Faire chemin (avec Philippe Denis)

[© Jacques Capdeville]

Rien de tel qu'une rentrée littéraire pour parler d'autre chose. Pour qu'autre chose parle, à l'écart, hors la meutes des piles, là où la langue apprend à contourner le bruit. On vous parlera donc aujourd'hui d'un précieux volume – Chemins faisant –, anthologie personnelle du poète Philippe Denis, publié par les éditions Le Bruit du Temps (et ici je remercie le libraire de La Friche qui m'a offert ce volume, comme une évidence à vocation fulgurante). 

Chemins faisant se veut, en 304 pages, une traversée de l'œuvre discrète de Philippe Denis. On a là quelque chose de précieux, comme le sont souvent ces travaux de sonde, de coupe, ces choix opérés par l'auteur lui-même. Qu'on pense par exemple à Capitaine de l'angoisse animale, de Franck Venaille, ou à Des laines qui éclairent, de Pascal Commère. Ce sont là des livres tectoniques qui font de nous d'attentifs voyageurs: au fil des pages, on assiste, de nouveau novice, comme en un présent étiré, à des germinations, des rayonnements. Ainsi, donc, de la trajectoire de Philippe Denis, lequel, dès 1974, s'avance sur le terrain miné de la langue. Partant d'une vibration entre caillou et papillon – entre intemporel et éphémère –, mais sans aspirer à une entreprise d'obédience pongienne, Denis s'avance dans un rapport blessé au réel et, plus proche en cela d'un Bernard Noël (je me trompe peut-être), explore et risque sa position au monde, où il importe de "taire la langue"; non pas faire profession de silence, mais exprimer un violent sentiment de déportement, comme si écrire était travailler un retrait aussi nécessaire que consenti: "plus d'absence est ce que nous choisissons". Il y a bien sûr, dans tout retrait, le risque d'un état larvaire, la tentation du froid. La conscience, à seulement affleurer, offre prise aux ombres, mais c'est précisément dans la compagnie des limbes que peut se développer une acuité nouvelle: "Vigilance de vivre / — sous la courbure du sommeil."

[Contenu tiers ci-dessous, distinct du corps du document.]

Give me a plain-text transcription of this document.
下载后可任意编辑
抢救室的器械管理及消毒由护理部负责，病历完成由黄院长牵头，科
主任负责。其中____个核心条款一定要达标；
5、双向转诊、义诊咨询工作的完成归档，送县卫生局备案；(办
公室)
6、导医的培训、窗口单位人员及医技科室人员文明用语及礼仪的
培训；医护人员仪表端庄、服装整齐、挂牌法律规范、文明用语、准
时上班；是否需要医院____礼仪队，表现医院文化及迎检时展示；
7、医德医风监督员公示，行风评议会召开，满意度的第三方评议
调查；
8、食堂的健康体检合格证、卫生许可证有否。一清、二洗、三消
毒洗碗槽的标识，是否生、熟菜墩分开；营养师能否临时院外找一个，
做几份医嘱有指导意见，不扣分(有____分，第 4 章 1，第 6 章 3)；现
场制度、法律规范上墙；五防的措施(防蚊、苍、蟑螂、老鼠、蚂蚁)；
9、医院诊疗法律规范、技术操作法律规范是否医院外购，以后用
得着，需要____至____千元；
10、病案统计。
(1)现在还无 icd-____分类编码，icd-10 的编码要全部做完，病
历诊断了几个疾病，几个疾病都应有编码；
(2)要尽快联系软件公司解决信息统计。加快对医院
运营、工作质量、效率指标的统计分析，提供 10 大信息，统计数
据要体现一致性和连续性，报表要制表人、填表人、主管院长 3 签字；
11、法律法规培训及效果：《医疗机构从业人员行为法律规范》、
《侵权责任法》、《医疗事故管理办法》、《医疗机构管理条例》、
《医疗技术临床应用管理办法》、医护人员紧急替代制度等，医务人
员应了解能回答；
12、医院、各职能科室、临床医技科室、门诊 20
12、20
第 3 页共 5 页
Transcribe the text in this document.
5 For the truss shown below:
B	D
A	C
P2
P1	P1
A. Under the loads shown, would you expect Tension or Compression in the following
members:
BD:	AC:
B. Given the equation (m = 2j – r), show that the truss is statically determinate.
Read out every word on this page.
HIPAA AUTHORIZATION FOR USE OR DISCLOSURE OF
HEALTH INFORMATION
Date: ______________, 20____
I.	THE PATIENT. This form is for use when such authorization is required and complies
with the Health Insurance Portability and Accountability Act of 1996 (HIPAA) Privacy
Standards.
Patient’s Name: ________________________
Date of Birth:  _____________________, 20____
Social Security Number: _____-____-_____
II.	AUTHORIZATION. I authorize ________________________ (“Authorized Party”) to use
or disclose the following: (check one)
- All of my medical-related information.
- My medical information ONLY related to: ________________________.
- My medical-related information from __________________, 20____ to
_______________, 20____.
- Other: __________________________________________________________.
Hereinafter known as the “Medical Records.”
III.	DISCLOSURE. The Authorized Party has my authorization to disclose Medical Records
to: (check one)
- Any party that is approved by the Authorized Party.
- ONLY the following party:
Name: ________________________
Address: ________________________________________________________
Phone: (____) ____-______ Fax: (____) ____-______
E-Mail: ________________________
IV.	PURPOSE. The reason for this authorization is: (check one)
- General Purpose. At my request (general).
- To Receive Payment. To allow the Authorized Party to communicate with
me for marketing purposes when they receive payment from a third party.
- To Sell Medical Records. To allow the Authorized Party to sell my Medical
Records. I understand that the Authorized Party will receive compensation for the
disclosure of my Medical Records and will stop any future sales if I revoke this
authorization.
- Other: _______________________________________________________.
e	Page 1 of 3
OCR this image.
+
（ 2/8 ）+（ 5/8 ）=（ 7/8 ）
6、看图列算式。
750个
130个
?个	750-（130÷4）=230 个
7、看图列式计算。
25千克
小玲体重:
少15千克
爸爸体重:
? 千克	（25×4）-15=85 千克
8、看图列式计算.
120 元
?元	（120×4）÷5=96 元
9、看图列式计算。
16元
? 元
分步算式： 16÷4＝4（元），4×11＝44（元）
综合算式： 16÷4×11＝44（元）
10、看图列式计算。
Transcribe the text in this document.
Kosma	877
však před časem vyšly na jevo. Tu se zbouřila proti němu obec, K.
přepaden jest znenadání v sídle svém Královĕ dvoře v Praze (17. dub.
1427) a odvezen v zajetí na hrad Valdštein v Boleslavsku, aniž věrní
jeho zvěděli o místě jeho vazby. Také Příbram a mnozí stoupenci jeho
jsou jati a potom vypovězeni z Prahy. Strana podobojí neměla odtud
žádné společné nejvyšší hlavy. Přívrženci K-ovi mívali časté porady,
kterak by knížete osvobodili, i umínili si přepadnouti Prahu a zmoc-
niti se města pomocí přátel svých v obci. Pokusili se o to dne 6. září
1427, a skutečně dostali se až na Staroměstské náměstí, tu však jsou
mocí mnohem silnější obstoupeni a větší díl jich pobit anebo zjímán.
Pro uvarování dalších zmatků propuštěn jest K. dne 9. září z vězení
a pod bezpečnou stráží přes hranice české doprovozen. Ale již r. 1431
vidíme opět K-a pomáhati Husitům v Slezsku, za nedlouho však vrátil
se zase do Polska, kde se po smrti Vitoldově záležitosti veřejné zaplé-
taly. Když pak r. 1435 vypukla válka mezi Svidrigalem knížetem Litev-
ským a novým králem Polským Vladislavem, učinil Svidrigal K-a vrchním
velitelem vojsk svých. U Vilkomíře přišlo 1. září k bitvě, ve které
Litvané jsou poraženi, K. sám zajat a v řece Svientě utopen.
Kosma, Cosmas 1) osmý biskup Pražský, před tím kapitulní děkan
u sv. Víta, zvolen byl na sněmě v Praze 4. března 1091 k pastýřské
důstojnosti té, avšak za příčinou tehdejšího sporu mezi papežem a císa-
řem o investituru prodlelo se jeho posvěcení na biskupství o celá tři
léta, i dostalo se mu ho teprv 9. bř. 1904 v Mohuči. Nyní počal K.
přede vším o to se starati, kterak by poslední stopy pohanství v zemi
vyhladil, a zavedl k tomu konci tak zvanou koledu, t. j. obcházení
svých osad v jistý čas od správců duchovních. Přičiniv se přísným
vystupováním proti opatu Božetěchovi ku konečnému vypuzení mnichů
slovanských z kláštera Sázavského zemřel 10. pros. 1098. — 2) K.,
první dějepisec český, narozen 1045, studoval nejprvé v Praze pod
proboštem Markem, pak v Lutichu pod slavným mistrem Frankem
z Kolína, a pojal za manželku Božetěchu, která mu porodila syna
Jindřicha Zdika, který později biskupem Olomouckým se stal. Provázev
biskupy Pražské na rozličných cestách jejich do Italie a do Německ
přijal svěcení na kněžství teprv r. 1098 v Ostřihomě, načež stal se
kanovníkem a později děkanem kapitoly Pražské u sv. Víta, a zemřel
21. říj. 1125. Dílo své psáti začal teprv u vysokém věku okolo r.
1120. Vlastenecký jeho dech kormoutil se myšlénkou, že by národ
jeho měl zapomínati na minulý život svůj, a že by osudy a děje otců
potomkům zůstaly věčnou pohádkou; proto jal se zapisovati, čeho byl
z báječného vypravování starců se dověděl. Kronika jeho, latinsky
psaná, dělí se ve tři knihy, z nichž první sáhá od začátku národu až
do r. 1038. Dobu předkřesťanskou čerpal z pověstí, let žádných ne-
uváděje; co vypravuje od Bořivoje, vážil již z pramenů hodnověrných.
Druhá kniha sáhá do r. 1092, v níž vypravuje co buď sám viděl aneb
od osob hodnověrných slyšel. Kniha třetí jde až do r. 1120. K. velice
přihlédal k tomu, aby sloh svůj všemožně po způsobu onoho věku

Dès lors, il s'agit de peindre autour de soi un paysage, minimal et peut-être suffisant: un champ, une prairie, un sentier, une demeure. Confier le soi à très peu d'éléments, c'est donner sens à sa dissolution. Chez Denis, le soi est comme une tache d'ombre qui cherche à mieux survivre dans un monde aux reflets instables. Paysage, donc sensation, ou plutôt image: à force de dépouillement, le poète peut enfin, en peintre japonais, en "saisonnier du vide", inscrire le précaire dans son discret miracle: "Une goutte de rosée / bague / le tremblement de l'herbe." Pas le brin d'herbe, mais son tremblement: l'inattendu demeure observable. Le sensible, aussi fragile soit-il, trouve sa forme, même éparse: "des lambeaux de coq / crépitent / dans les enclos".

La vie, on le sent, est danger, la mort s'y profile, et par défiance du vif c'est au vu qu'on s'attache. "Où tu t'absentes / de ta vie, / je te vois / aux prises / avec l'image." Ainsi, la poésie se vit comme une membrane intérieure, charnelle, dont on veillera à dire les pulsations. "Je longe mon souffle": c'est là l'invention d'un nouveau rapport à ce qui peut se dire. Si le soi est superflu, il convient d'en tirer la leçon d'une distanciation. Ici, Denis est exactement rimbaldien, comme en témoigne ces simples mots: "l'image m'emploie". Artisan-funambule, aussi, quand il écrit: "patiemment / entre deux vides, / je couds / une ligne."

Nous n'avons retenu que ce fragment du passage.